In order to find the corresponding P-value, we have to compute the area to the right of 2.90 under the t–distribution curve with 24 degrees of freedom.  If we are to use Table C for this purpose, we need to pin P between the two closer values in that table.  We search the twenty-fourth row for those two entries that bracket 2.90 to get respectively 2.797 (99%, which gives us $P=1-0.99=0.01$) and 3.091 (99.5%, which gives $P=1-0.995=0.005$).  Since the table gives us the probabilities for the two-sided case, and we need the one-sided case, we need to divide those P-values by two.  The actual P–value is then between $0.0025$ and $0.005.$

The only detail left to finish the analysis is the decision of whether this P–value is small.  We have not given any significance threshold $\alpha$, but if we chose the usual thresholds $\alpha=0.05$ or $\alpha=0.1$, both our computed P–values are still much smaller than those.  We can thus guarantee that we have enough evidence to support the claim that right threads take less time than left threads.
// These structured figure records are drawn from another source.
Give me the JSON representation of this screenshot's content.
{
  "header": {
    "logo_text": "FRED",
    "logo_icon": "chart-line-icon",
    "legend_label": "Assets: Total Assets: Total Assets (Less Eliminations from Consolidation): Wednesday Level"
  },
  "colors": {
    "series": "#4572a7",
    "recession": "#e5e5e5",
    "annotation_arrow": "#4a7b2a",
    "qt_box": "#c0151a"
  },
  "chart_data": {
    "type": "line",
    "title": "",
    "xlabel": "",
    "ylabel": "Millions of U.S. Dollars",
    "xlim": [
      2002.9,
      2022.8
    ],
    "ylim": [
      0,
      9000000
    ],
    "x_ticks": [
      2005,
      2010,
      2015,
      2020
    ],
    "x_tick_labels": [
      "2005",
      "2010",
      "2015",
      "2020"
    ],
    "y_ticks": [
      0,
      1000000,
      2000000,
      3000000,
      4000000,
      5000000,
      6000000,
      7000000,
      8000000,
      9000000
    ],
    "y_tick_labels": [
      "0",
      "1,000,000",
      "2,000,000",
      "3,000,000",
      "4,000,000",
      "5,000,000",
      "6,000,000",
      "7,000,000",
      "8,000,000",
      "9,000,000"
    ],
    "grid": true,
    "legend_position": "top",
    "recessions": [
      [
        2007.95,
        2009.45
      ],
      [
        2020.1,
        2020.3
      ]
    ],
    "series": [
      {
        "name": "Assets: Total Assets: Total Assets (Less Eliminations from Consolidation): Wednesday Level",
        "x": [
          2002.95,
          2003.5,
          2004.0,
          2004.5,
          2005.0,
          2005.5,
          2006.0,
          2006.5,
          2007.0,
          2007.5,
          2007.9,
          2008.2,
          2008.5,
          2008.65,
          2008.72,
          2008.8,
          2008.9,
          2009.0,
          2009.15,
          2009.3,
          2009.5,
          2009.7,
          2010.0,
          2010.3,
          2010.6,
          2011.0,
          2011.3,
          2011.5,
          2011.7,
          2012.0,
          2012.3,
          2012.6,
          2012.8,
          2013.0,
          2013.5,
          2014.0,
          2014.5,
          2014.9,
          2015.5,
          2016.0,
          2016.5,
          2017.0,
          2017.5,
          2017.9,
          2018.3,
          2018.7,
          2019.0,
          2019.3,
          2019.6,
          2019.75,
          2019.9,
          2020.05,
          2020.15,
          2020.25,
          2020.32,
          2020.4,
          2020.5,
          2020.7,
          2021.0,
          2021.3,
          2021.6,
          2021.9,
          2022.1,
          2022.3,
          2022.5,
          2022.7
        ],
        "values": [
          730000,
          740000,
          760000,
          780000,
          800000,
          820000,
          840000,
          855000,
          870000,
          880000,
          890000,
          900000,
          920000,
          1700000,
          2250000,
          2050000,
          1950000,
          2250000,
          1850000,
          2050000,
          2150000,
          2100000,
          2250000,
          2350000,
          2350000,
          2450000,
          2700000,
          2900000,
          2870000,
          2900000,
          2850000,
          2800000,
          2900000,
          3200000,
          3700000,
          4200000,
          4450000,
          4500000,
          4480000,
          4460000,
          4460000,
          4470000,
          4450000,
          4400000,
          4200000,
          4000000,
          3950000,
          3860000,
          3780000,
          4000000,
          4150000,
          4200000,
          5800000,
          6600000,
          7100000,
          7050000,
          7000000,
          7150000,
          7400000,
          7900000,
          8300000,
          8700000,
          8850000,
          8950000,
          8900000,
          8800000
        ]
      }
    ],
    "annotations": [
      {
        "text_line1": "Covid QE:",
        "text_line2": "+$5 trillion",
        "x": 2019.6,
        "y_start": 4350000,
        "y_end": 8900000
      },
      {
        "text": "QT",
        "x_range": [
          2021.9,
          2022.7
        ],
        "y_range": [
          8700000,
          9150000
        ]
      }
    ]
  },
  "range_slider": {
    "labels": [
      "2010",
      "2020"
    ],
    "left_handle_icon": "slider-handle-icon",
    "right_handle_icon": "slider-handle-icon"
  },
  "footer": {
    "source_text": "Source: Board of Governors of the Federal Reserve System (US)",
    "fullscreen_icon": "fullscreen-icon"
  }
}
1. October 27, 2010 at 11:11 pm

On a stem plot, where can I list 0?

• October 28, 2010 at 1:32 am

In the stem of zero (think 0 as 00). In the original stemplot that I posted, I forgot to include two pieces of data (the zero was one of those). Thanks to your comment I realized the typo, and corrected it.

2. March 25, 2011 at 8:37 pm

This was a GREATTTTTTT help!!! Thanks!!